REPUBLIKA.CO.ID,JAKARTA--Mahkamah Konsitusi (MK) dituding sebagai antek mafia hukum. Terutama dalam penyelesaian sengketa pemilukada yang disidangkan di lembaga penjaga konstitusi itu. "Dalam memutuskan hasil Pemilukada Kabupaten Merauke, MK hanya menjadi bagian dari antek dan oknum mafia hukum," ujar Kordinator aksi AMPUH (Aksi Masyarakat Peduli Hukum), Caken Sayori, di depan gedung MK, Selasa (05/10).
Menurutnya, dalam putusan itu ada permainan antara elit partai politik dengan hakim konstitusi. Sehingga diduga, MK tidak menghormati hasil pemilukada byang sudah menjadi keputusan KPUD. Seperti yang diketahui, dalam perkara sengketa Pemilukada Kabupaten Merauke, MK memutuskan untuk diadakan pemungutan suara ulang pada 10 distrik.
Hal ini berimplikasi tidak sahnya kemenangan Romanus Mbarak dan Sunaryo yang pada pemilukada memenangkan sebanyak 43.661 suara atau sekitar 46,56 persen. Jumlah pendapatan suara itu mengungguli calon yang lain, yaitu a Daniel Walinaulik dan Omah Laduani Ladamay, Frederikus gebze dan Waryoto, dan Laurensius Gebze dan Achnan Rosyadi.

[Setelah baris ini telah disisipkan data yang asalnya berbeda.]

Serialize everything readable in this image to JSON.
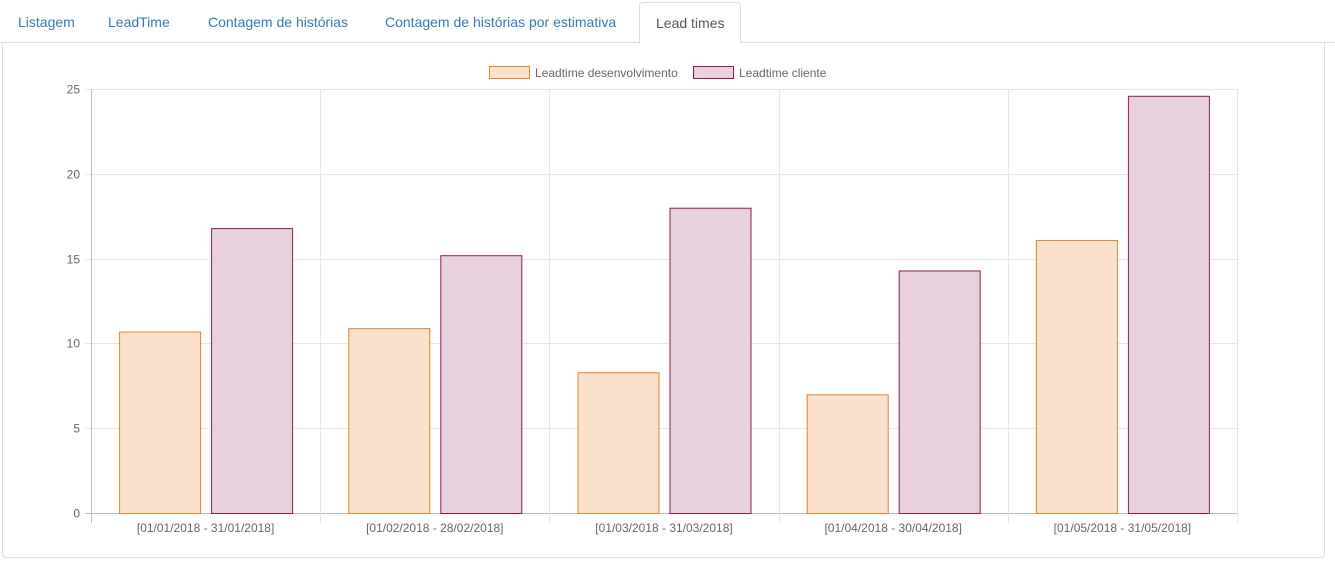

Keputusan itu, menurut Caken, sudah mencederai hati rakyat Meruke. "Demokrasi lokal telah dikebiri oleh penegak hukum sendiri," katanya. MK seharusnya bisa jujur dan adil dalam memutuskan sebuah perkara, bukan justru berpihak pada calon tertentu.

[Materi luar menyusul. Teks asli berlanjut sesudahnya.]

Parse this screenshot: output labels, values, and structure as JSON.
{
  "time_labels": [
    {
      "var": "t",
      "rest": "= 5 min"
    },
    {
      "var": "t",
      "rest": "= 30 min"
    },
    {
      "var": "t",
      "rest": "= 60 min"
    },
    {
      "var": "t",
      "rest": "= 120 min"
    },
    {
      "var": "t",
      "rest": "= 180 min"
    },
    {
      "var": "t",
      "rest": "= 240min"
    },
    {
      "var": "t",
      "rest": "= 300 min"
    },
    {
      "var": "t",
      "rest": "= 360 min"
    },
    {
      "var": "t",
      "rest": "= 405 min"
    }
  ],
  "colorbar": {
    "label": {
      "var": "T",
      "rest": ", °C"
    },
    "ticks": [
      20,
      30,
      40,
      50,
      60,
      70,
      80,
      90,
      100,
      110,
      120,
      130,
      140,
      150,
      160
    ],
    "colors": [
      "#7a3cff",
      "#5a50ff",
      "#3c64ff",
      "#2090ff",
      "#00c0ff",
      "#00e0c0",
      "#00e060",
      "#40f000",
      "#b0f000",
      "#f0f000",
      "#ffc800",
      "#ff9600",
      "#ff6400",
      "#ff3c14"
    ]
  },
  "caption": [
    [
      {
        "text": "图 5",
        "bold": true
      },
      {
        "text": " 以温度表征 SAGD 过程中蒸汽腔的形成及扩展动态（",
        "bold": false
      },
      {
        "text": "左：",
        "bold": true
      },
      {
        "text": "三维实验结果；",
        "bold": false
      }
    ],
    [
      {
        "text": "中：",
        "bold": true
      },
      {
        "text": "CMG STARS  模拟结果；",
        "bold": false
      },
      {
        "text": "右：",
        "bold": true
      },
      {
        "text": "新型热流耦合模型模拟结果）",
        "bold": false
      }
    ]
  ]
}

Oleh karena itu, dalam tuntutannya, AMPUH meminta keputusan KPUD Kabupaten Merauke yang memenangkan Romanus Mbarak dan Sunaryo wajob menjadi keputusan final. Hakim konstitusi dari partai politik harus mundur. MK wajib bersih adri oknum-oknum broker politik.